Initial NEVI funding must be spent to build out direct current fast-charging (DCFS) stations that can fully charge a battery in 30 minutes or less at interchanges along interstates and parkways. Kentucky already has identified other priority highways on which charger access will be expanded in future phases to fill connectivity gaps.

“Our goal is to have a statewide network of EV chargers by 2025,” said KYTC Secretary Jim Gray. “Approval of our EV plan by the federal government now ensures Kentucky will receive $25 million in federal funds this year to begin to design and build that network, starting with our interstates and parkways.”

Kentucky is the EV Battery Production Capital of the United States

Kentucky already was the nation’s No. 1 per capital producer of cars, light trucks and SUVs, with iconic brands and models like Corvette, Toyota Camry and Ford F-150. Further strengthening Kentucky’s position, two giants of the EV battery industry – Ford Motor Co. and SK Innovation and Envision AESC – recently selected Kentucky for the construction of two battery manufacturing plants along Interstate Highway 65 at Glendale and in Bowling Green. These projects represent nearly $8 billion in investment and will create 7,000 high-quality jobs.

Other notable automotive suppliers have also announced plans to expand in Kentucky, including Quadrant Magnetics and Piston Automotive in Jefferson County, Hitachi Automotive Electric Motor Systems America in Madison County, Firestone Industrial Products in Whitley County, Ascend Elements and Martinrea Hopkinsville in Christian County, LOTTE Aluminum and Advanced Nano Products in Hardin County and Arkema in Marshall County. Toyota Motor Manufacturing Kentucky also announced more investment and jobs at its manufacturing plant in Georgetown to support electric vehicle production.

These EV-related projects total over $9.2 billion in new investment with more than 8,500 full-time jobs.

“The progress being made in EV transportation and manufacturing will be transformative,” EEC Secretary Rebecca Goodman said. “It fits perfectly with the Commonwealth’s energy strategy that strives to create a diverse and resilient energy infrastructure and encourages sustainable economic development amid a changing climate.”

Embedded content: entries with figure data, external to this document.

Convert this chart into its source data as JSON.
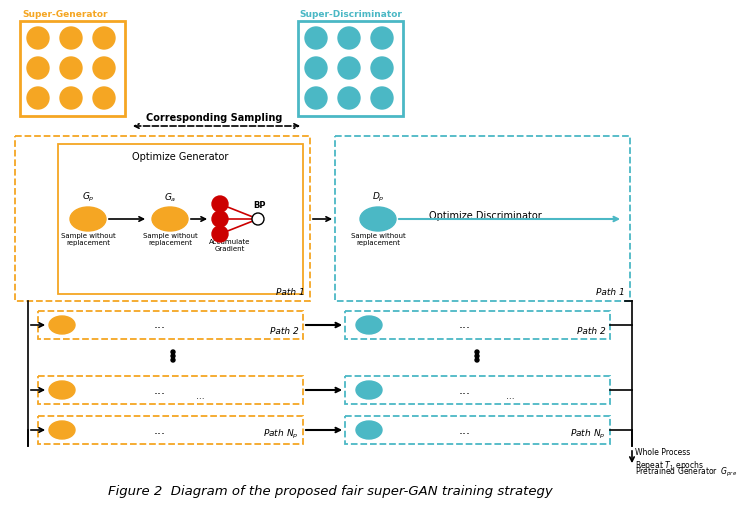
{
  "title": "Figure 2  Diagram of the proposed fair super-GAN training strategy",
  "super_gen_label": "Super-Generator",
  "super_disc_label": "Super-Discriminator",
  "corr_sampling_text": "Corresponding Sampling",
  "opt_gen_text": "Optimize Generator",
  "opt_disc_text": "Optimize Discriminator",
  "gp_label": "$G_p$",
  "ga_label": "$G_a$",
  "bp_label": "BP",
  "dp_label": "$D_p$",
  "sample_no_repl_1": "Sample without\nreplacement",
  "sample_no_repl_2": "Sample without\nreplacement",
  "sample_no_repl_3": "Sample without\nreplacement",
  "accum_grad_text": "Accumulate\nGradient",
  "path1_text": "Path 1",
  "path1_disc_text": "Path 1",
  "path2_gen_text": "Path 2",
  "path2_disc_text": "Path 2",
  "pathN_gen_text": "Path $N_p$",
  "pathN_disc_text": "Path $N_p$",
  "whole_process_text": "Whole Process\nRepeat $T_1$ epochs",
  "pretrained_gen_text": "Pretrained Generator  $G_{pre}$",
  "dots_text": "...",
  "orange_color": "#F5A623",
  "teal_color": "#4BB8C5",
  "red_color": "#CC0000",
  "black": "#000000",
  "white": "#FFFFFF",
  "bg_color": "#FFFFFF"
}
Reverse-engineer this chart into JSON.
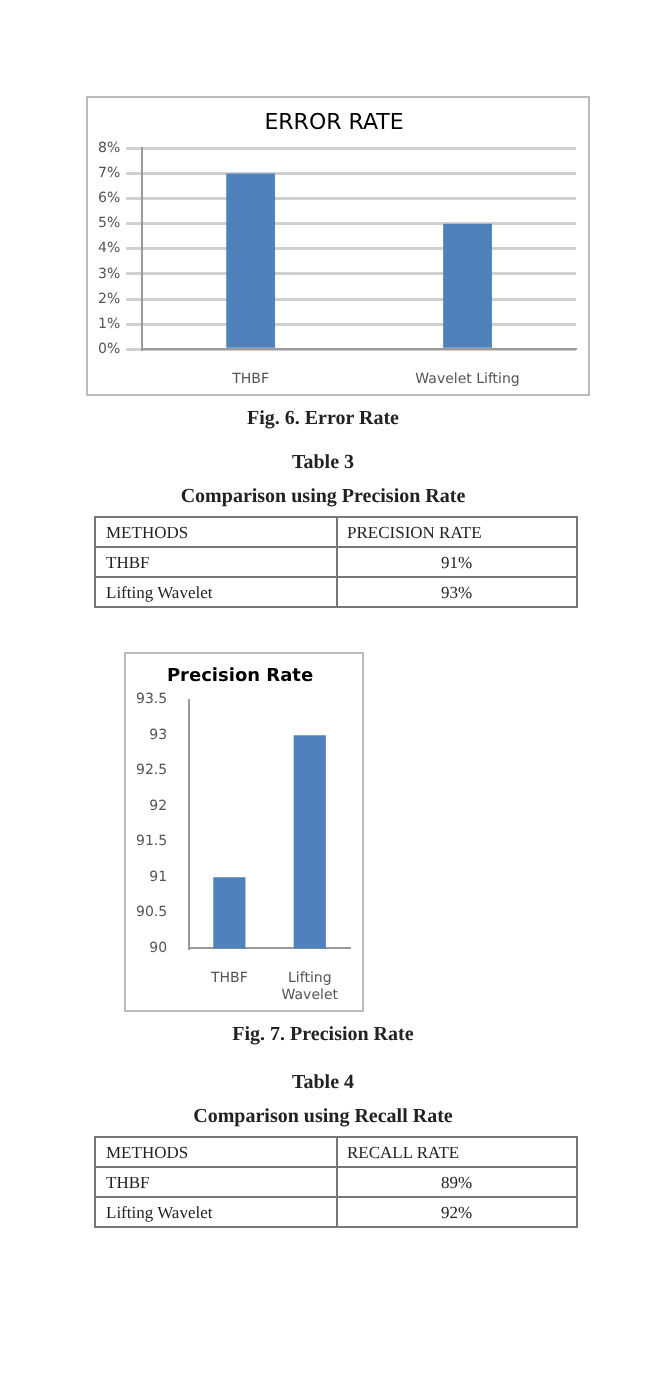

Alternative Fuel Corridors Approved

In July, the Federal Highway Administration approved Kentucky’s plan for Alternative Fuel Corridors (AFCs). As part of that plan, all of Kentucky’s 11 interstates and eight parkways are now designated as EV AFCs (blue routes on EV corridor map). Federal guidance requires NEVI formula program funds to first be spent on building out Kentucky’s long-distance EV AFC charging network. Fast-charging stations must be located no more than 50 miles apart along the AFC, not more than one mile off the AFC, must each have four ports at 150-kilowatt per port per station (600-kilowatt total), and must not be proprietary (stations limited to specific vehicles). Several factors were considered when identifying corridors, including distance to existing charging stations, equity and access in rural communities. Specific charging locations will be determined later.

Next Steps

KYTC has issued a Request for Information (RFI) from the private sector related to the deployment of DCFC stations on the EV AFC corridors. The RFI is a precursor to developing a request for proposals for the deployment of DCFC stations on the EV AFCs. Local communities and other agencies can apply for competitive grants to fund electric vehicle charging stations later in 2022 or early 2023 after the U.S. Department of Transportation has issued further guidance and a notice of funding opportunity.